The new Tumblr blog 'My Startup has 30 Days to Live' has captured the attention of the business blogging world. In it, the hitherto anonymous author recounts his company's tragic path from a lean, boot-strapped start-up to a bloated, VC-funded mess that is a month away from catastrophe. Though there are only five posts so far, the brutally honest writing pulls you into the mindset of that nameless entrepreneur staring into the precipice as their business crumbles around them. This blog seems to really dig into many of the fears that entrepreneurs face daily -- the loss of control, the fate of their team, and the possible end of the business they built with their blood, sweat, and tears. The reality, unfortunately, is that businesses fail -- only a third of new businesses survive their first ten years -- and learning how to handle a failing business is as important as knowing how to run a successful one. With that in mind, if you do find yourself at the helm of a sinking ship, there are a few things you should do.
Try Not to Panic
This may seem like an easy thing for the CEO of a successful company to say, but I've had my share of scary moments and close calls. When I mortgaged my house to buy MyCorp, I completely threw myself into re-building and re-modeling the company because, if I failed, I wouldn't have a house. Worse, my children wouldn't have a home. Losing a business could mean losing a lot more when it comes to your personal assets, and the thought of that alone is enough to be paralyzed by fear. But if you are gripped in a panic attack, you aren't thinking clearly. You are stuck on the 'what if,' when really you need to focus on the 'what now.' Realizing your business is failing is frightening, but there is still time to turn things around. Try your best to stay calm -- the coming months are going to be very, very hard and you'll need to stay focused and level-headed as much as possible.
A good business owner cares about their team, and when money begins to get tight, one of the first things you are going to need to address is whether or not you'll have to fire anyone. These are the men and women who helped you build your business, and worrying about their future is completely understandable. But cuts have to be made, or money is just going to dry up even faster, giving you less time to get your business back on track. Plus, if things go well, you can always hire them to come back on board. Cuts shouldn't only be made to your team either -- look at your product line and figure out what is selling, and what isn't. Are there products or services that you really just can't seem to sell? Cut them out of your business, and focus on what you have a history of success with. This may tighten how much money you bring in, but if you focus on what your company does best, those sectors can grow and make up the difference.
Create an Exit Strategy
All entrepreneurs, successful or otherwise, should have an exit strategy. I know this might sound like the captain fleeing their ship as it sinks into the ocean, but when your business is facing its last days, you don't want your future to be as bleak as your company's. When things begin to get so shaky that you think you'll never be able to recover, start looking for potential buyers and sell at a loss. This isn't ideal, but it gives you a way out, some money to help pay off debts, and maybe even a small source of funding to start a new business if you think you can handle another try. You should always do everything you can to turn things around, but if that's impossible, then know how to bow out without being caught in the wake your business leaves behind.

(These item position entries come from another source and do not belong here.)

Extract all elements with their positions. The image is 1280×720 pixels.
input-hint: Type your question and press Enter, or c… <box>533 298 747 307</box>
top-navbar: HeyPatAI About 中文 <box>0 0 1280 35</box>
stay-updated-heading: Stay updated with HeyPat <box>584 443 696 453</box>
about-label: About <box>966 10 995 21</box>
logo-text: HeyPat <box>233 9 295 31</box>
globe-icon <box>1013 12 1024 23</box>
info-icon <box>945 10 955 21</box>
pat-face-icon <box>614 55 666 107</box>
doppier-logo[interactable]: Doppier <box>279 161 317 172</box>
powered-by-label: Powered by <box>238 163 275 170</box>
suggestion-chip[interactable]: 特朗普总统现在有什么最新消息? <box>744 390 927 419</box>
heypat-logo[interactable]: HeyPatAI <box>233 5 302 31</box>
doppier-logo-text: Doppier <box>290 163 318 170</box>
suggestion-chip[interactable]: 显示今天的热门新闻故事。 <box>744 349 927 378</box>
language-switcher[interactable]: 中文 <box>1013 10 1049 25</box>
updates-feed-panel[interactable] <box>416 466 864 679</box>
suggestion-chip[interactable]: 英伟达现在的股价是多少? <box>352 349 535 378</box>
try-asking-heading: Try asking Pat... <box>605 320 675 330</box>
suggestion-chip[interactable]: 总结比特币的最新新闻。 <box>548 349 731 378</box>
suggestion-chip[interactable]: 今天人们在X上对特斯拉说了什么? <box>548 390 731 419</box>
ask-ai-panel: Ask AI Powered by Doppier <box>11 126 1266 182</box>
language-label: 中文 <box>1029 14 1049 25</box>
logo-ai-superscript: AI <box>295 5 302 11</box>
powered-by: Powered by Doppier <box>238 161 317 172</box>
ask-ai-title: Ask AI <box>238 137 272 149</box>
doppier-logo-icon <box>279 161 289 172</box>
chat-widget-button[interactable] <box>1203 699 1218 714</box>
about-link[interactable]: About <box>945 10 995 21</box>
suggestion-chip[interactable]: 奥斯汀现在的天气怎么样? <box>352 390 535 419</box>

The author of the blog that inspired this post ended their first entry with the words 'I'm Scared.' And it's those two words that sum up how nearly every business owner feels as they watch their numbers dip into the red. If you can stay calm, trim your start-up, and make operations extremely lean, you might be able to begin climbing out of that hole. But every entrepreneur should also keep an exit strategy in place just in case the company can't be righted. It is natural to be afraid of the possible end to your livelihood, but if you can use that fear to turn things around, or at least learn from the failures of this venture, your foray into business will have had a positive outcome.